You've created an innovative product. Customers love it and pay you quite well for it. You plow your profits back into R&D, making your product ever better, more powerful, and more useful to your customers. This may sound like a formula for success but it's actually the opposite, according to Clayton Christensen, Harvard professor and author of the bestseller The Innovator's Dilemma.

Christensen explained the innovator's dilemma at the Qualtrics Insight Summit earlier this month. "If you look across history, many companies that are seen as unassailable are at the bottom or the middle of the pack after a few years," he said. "It turns out good management causes companies to fail." In a few brilliant minutes, he explained why.

Begin by thinking about three concentric circles, representing your potential market. At the center of the inner circle are the customers with the greatest interest in your product and the most money. "Almost always, companies begin there because customers with money are the only ones who can afford your new innovation," he explained.

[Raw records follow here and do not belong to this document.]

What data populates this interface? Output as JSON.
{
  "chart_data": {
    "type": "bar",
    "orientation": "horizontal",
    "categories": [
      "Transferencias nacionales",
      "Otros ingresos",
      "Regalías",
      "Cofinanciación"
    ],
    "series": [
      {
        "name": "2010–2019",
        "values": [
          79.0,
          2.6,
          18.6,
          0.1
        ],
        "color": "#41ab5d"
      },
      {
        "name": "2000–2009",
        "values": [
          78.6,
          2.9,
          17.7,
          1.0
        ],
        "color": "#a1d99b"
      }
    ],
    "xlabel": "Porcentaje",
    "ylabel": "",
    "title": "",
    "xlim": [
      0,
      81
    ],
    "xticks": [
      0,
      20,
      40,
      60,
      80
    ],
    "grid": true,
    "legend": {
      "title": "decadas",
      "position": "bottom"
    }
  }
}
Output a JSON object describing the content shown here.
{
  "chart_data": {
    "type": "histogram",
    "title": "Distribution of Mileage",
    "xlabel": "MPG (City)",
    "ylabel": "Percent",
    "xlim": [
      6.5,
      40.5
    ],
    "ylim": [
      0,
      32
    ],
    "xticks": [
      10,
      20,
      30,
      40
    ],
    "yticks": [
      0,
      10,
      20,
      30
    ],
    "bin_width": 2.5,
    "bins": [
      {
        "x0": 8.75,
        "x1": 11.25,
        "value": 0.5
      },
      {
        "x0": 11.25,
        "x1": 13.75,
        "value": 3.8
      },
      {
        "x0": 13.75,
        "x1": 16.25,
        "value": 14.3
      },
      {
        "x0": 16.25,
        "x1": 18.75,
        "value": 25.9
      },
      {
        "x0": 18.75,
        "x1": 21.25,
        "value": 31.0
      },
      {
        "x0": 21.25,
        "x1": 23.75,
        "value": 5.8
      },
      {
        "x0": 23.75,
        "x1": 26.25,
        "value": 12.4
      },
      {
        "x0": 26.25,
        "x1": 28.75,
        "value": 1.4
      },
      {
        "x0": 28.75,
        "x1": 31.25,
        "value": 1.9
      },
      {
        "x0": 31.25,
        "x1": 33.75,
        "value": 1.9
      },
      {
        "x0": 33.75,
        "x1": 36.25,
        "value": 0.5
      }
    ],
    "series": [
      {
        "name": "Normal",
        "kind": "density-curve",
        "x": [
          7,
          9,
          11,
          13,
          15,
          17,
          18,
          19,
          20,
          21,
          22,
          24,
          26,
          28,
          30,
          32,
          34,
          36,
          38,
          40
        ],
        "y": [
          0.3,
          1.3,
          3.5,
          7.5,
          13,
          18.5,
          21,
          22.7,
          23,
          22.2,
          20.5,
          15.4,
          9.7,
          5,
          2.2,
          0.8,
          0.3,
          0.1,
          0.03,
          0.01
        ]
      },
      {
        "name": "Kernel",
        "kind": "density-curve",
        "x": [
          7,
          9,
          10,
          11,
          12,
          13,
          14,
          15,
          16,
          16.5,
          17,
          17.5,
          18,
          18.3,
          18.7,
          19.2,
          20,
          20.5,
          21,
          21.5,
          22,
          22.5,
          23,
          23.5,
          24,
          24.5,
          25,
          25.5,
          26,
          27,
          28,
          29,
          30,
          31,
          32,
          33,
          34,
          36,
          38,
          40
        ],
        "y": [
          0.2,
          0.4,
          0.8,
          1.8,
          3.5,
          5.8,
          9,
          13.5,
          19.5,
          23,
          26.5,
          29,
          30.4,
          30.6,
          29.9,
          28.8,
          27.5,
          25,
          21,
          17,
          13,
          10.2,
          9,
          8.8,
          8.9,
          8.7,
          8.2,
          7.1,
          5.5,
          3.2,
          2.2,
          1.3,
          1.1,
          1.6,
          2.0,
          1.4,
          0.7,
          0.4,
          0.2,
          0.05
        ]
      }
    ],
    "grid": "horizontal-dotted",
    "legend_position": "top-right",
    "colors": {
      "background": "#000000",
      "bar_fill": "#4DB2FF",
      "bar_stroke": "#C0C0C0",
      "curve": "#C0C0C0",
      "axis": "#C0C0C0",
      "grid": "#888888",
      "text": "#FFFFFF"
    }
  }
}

You introduce your product, your customers love it and they're happy to pay for it even at a high price. To keep these key customers happy, you begin making improvements to your product as soon as you can. "Companies keep introducing better and better products," he explained. At first, those improvements really help customers, as when personal computers gained faster processing speeds and you no longer had to wait 30 seconds to open a file. But he said, "technological progress almost always outstrips customers' ability to use it." For instance, today most of us only use a small percentage of the processing power in our desktop PCs.

Still, in an effort to better serve that core of high-paying customers, innovative companies keep adding improvements to their products. "We call this sustaining innovation," he said. "Incumbents dominate sustaining battles, but by definition, sustaining innovations do not drive growth." For instance, he said, Toyota's innovation may lead you to buy a Prius, but then you won't also buy a Camry.

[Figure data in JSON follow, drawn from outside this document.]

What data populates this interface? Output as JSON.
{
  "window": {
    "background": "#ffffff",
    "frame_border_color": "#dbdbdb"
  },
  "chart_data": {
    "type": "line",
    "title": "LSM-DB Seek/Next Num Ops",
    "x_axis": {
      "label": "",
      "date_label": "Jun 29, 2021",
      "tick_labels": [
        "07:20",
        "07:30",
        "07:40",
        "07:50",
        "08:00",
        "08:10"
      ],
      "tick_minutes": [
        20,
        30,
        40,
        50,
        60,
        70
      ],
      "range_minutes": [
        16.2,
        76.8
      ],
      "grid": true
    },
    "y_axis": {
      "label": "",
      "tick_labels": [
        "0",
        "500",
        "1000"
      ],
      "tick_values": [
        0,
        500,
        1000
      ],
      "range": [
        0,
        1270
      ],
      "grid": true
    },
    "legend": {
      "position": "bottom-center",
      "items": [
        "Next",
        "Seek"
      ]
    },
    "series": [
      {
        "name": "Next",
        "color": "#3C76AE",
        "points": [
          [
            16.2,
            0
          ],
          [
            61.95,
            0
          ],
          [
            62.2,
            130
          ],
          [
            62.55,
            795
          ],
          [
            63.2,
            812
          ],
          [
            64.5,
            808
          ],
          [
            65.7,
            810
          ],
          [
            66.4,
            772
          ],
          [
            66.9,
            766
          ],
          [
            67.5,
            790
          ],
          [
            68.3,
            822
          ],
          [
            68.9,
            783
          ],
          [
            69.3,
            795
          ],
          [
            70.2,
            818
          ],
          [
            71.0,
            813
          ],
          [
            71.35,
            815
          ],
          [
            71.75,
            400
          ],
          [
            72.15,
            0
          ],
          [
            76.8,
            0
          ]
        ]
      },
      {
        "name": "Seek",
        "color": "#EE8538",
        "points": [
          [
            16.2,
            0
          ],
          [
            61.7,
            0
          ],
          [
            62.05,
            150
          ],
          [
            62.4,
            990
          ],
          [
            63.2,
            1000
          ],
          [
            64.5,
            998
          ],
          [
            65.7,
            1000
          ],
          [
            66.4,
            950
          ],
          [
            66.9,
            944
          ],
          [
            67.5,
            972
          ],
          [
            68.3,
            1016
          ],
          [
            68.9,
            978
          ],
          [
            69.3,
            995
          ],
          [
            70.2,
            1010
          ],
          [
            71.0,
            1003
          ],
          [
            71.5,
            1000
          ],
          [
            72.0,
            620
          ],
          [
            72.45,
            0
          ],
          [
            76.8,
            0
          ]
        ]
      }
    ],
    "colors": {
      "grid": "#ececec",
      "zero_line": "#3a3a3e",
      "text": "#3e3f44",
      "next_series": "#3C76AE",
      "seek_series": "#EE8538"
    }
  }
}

Disrupters open new markets.

"What creates growth is disruptive innovation," he explained. "What we find is that entrant companies, rather than make good products better, make a more affordable product and open it to a whole new customer base." A great example is, he said. By making cloud-based CRM available for as little as $25 a month, it badly disrupted Oracle's more expensive offering.

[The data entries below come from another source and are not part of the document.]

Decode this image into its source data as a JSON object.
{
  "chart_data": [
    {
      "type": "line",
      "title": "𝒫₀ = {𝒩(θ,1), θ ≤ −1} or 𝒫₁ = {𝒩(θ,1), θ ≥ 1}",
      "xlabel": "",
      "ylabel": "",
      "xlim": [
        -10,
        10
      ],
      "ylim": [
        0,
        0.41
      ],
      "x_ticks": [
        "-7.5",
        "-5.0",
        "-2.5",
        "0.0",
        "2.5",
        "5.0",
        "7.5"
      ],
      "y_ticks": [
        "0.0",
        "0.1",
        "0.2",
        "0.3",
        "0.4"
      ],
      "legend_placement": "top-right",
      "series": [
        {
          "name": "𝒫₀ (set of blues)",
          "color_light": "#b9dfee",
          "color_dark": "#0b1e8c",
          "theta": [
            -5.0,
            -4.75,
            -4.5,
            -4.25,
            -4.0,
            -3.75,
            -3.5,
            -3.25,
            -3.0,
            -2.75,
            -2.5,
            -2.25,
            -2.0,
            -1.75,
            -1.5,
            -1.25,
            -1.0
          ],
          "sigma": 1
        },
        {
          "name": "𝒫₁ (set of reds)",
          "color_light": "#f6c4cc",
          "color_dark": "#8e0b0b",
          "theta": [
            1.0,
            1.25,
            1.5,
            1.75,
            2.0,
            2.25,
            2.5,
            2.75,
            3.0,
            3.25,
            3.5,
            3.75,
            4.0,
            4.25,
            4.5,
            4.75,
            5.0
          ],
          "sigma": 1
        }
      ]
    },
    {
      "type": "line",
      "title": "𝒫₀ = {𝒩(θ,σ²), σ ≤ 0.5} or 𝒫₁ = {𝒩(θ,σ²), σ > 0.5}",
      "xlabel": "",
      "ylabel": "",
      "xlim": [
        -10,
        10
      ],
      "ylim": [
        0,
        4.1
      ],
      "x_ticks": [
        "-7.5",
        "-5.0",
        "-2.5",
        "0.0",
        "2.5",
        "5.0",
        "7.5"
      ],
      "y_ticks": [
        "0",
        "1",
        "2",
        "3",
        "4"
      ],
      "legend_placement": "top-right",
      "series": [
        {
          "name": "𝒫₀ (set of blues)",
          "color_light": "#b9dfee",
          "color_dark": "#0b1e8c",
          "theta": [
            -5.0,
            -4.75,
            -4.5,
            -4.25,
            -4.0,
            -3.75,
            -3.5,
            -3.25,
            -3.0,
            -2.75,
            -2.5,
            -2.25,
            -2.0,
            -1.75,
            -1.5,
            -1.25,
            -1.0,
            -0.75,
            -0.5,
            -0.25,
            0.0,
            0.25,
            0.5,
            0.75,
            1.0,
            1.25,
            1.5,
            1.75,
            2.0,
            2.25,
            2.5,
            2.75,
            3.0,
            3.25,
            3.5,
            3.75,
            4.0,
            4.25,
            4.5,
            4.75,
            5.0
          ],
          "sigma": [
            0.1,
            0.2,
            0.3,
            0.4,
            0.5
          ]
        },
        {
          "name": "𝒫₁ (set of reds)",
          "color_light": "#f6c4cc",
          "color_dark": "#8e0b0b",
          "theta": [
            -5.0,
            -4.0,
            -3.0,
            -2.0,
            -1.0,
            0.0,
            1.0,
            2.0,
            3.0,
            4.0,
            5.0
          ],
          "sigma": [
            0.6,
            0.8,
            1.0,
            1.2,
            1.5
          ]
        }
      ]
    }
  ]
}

Or take a look at the history of Digital Equipment Corporation, or DEC. Founded in 1957, DEC built minicomputers designed to compete with the mainframes most large companies were using. It was hugely successful--in fact its minicomputers were the top sellers in that category.

It's not hard to see why. A mainframe in those days cost around $2 million, while a minicomputer only cost about $200,000. DEC had a great thing going--until the 1980s, when personal computers started penetrating the market. At that point, DEC's leadership faced a choice. They could make even more improvements to their minicomputers, making them as powerful as mainframes. Or they could try making personal computers. "People came to senior management and said, 'Everyone is making PCs--can't you see it?'" Christensen said.

But DEC's leadership had some reservations. "They saw some troubling things," he said. "Those early PCs were crummy. None of DEC's customers would have been able to use one." Also, minicomputers required a lot of training and servicing. To make that work, DEC had been seeking, and getting, margins of about 45 percent on the minicomputers it sold. Even in those early days, margins that high were out of the question when it came to PCs. The best they could expect to get was a margin of about 20 percent.

And so, Christensen said, DEC's leadership had to ask themselves this: "We can make better computers that give us a higher margin, or we can make crummy computers our customers can't use with a smaller margin. What should we do?"

The answer seems obvious, doesn't it? It certainly did to DEC's leadership. They stuck with the minicomputers until late in the game. Eventually they tried to make something like a PC, but it was much more powerful than any PC on the market and very high priced compared to other PCs. In 1998, DEC was acquired by Compaq, which was then acquired by HP later that year.

That seemingly obvious decision, to stick with what's working and profitable and serve your best customers rather than abandon them--that's the dilemma that plagues most innovators. The only way out of it, if there is one, is to disrupt your own company and products, just when you're having your greatest success.